Long Day’s Journey Into Night (2019)
Written & Directed by Bi Gan
There are two starkly separated halves to this film. The first half is nothing too remarkable, some beautiful cinematography and a noir story that will feel very familiar, no real surprises. The second half is a shock; the visuals are the focus, yet somehow they still keep the narrative going. Bi Gan takes some significant risks in this latter section, banking his entire film on what could easily have just been a gimmick. Instead, he turns this into a remarkable feat, something rarely attempted in filmmaking, but Bi Gan sticks the landing.
The story is incredibly simple; if you’ve ever seen or read any noir detective stories, then the beats will feel familiar. Luo Hongwu has returned to the Kaili, a subtropical Southern China city. He’s come back for his father’s funeral, but this visit begins a walk down memory lane. Hongwu recalls his friend Wildcat, who was murdered and Wan Qwien, the woman Hongwu loved but abandoned. As he asks around for her, he learns she possibly had his child and has moved from place to place. Hongwu hears conflicting accounts of Qwien and who she is now, creating a strong sense that he wouldn’t even know her now if he saw her. Then Hongwu goes to see a 3-D film at a theater, and the movie suddenly changes.

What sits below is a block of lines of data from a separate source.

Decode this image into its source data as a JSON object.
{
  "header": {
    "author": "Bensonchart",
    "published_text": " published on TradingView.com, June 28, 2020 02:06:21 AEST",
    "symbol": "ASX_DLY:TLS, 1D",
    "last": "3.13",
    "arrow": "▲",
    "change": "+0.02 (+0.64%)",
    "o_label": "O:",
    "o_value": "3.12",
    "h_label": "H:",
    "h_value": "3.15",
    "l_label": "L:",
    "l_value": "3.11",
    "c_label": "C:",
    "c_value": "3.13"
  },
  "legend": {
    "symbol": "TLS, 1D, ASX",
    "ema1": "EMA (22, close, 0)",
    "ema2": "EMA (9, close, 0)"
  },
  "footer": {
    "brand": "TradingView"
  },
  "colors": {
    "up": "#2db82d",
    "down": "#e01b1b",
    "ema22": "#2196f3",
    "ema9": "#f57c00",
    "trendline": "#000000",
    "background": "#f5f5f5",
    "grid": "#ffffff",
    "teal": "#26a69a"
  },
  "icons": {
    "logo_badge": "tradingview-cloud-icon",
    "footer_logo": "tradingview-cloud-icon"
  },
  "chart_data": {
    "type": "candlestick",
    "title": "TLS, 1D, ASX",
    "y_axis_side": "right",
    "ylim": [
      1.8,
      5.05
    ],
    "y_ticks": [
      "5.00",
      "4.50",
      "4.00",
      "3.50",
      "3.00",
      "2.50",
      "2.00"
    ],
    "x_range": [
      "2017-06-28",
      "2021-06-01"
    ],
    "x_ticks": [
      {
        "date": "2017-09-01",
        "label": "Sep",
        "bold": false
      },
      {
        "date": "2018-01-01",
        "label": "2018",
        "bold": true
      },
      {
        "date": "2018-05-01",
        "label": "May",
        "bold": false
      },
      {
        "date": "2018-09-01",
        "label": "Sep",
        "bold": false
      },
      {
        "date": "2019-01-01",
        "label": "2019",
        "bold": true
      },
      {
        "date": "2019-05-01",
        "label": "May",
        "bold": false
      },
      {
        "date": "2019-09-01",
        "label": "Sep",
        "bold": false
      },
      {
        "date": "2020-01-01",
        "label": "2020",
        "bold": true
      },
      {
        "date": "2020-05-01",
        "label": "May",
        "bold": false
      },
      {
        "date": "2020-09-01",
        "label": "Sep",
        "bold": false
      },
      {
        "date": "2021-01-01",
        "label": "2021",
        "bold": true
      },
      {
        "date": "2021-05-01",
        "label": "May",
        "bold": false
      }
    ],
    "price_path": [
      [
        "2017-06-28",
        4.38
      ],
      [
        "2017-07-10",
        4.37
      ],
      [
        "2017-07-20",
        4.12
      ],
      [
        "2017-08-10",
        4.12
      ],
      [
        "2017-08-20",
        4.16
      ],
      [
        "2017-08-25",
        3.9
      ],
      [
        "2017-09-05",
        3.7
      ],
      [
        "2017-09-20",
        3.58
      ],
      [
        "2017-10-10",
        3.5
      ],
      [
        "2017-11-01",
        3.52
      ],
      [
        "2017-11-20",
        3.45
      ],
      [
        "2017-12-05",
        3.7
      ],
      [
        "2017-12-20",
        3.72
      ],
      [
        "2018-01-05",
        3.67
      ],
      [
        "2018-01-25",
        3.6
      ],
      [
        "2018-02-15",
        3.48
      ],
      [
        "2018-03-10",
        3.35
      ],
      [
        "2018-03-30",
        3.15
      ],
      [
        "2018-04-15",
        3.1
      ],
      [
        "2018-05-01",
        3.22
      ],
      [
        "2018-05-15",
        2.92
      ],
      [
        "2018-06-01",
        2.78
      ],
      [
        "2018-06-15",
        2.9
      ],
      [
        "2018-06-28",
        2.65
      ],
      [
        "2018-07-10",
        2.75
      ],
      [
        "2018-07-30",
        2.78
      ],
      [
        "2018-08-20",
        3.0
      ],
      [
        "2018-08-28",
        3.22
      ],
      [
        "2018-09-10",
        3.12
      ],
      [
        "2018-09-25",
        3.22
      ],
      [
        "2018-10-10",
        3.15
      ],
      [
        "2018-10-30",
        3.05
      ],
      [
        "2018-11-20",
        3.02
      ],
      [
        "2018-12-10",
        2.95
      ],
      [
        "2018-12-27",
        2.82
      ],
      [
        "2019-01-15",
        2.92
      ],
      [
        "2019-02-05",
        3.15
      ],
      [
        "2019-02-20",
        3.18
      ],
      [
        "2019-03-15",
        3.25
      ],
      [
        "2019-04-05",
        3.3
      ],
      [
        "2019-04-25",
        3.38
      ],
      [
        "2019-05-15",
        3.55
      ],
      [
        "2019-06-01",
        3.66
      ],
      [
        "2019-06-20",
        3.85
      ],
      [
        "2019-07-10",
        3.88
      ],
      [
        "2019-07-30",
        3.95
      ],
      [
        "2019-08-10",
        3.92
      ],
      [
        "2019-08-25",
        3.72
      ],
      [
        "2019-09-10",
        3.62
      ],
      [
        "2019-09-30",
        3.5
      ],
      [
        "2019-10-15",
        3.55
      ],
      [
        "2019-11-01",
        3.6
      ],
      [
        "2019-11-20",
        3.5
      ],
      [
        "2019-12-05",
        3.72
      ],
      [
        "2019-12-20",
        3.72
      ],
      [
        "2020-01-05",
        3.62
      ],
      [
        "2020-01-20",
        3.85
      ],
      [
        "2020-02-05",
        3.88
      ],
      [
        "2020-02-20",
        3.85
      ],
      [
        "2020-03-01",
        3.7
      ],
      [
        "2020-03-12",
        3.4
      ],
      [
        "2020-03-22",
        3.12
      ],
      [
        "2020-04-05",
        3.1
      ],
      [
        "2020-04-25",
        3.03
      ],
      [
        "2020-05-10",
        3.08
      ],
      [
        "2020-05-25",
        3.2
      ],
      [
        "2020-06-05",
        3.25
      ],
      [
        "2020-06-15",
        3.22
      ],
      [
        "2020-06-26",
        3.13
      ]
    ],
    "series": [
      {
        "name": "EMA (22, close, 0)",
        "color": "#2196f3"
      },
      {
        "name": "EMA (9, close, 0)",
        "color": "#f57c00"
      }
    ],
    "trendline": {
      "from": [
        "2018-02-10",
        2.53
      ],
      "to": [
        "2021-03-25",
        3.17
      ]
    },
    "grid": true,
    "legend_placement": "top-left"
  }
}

The second half of the picture is a one hour sustained single-take shot. It will go down as one of those stunning moments in cinema, a director defying logic to create a technical achievement. The camera follows Hongwu on a cable car down to a village. The camera switches its focus, following different people. If you keep an eye on the background, you’ll see narratives weaving in and out of this one. What becomes clear is that we’re in Hongwu subconscious, a dreamscape for all the emotions that have come bubbling up. He meets a woman calling herself Wan Qwien, except her face, looks different and she is too young to be the woman he left.
The problem with getting to this sublime second hour is that the first hour is near interminably slow, fragmented, and disengaging. I am always a fan of films that play with narrative structure, but everything here has been done before and in better movies. The timeline and characters become so obscured that there’s nothing to connect with emotionally or thematically. What you have are very beautifully composed shots that add up to nothing.
It’s clear that Bi Gan holds Wong Kar-Wei has a significant influence. Both filmmakers take pleasure in long, slow, contemplative stories focused on their protagonist’s psychology. I find Wong’s films end up with more substance, though, and find a balance between cinematography and story. Bi Gan is clearly influenced by a host of sources, both cinematically and literary, but what is he doing with all of that?
I would recommend watching the second half of the picture, just to experience that impossible task Bi Gan achieved. As I work on building a filmmaking class for the 2020-21 school year, it was something that I used as an exercise. I looked for the tricks Bi Gan used to give his actors and crew time to arrange a scene, those magician’s secrets that helped pull this off. Don’t go into Long Day’s Journey Into Night, expecting an emotionally moving story, but you will get some gorgeous film technique to study.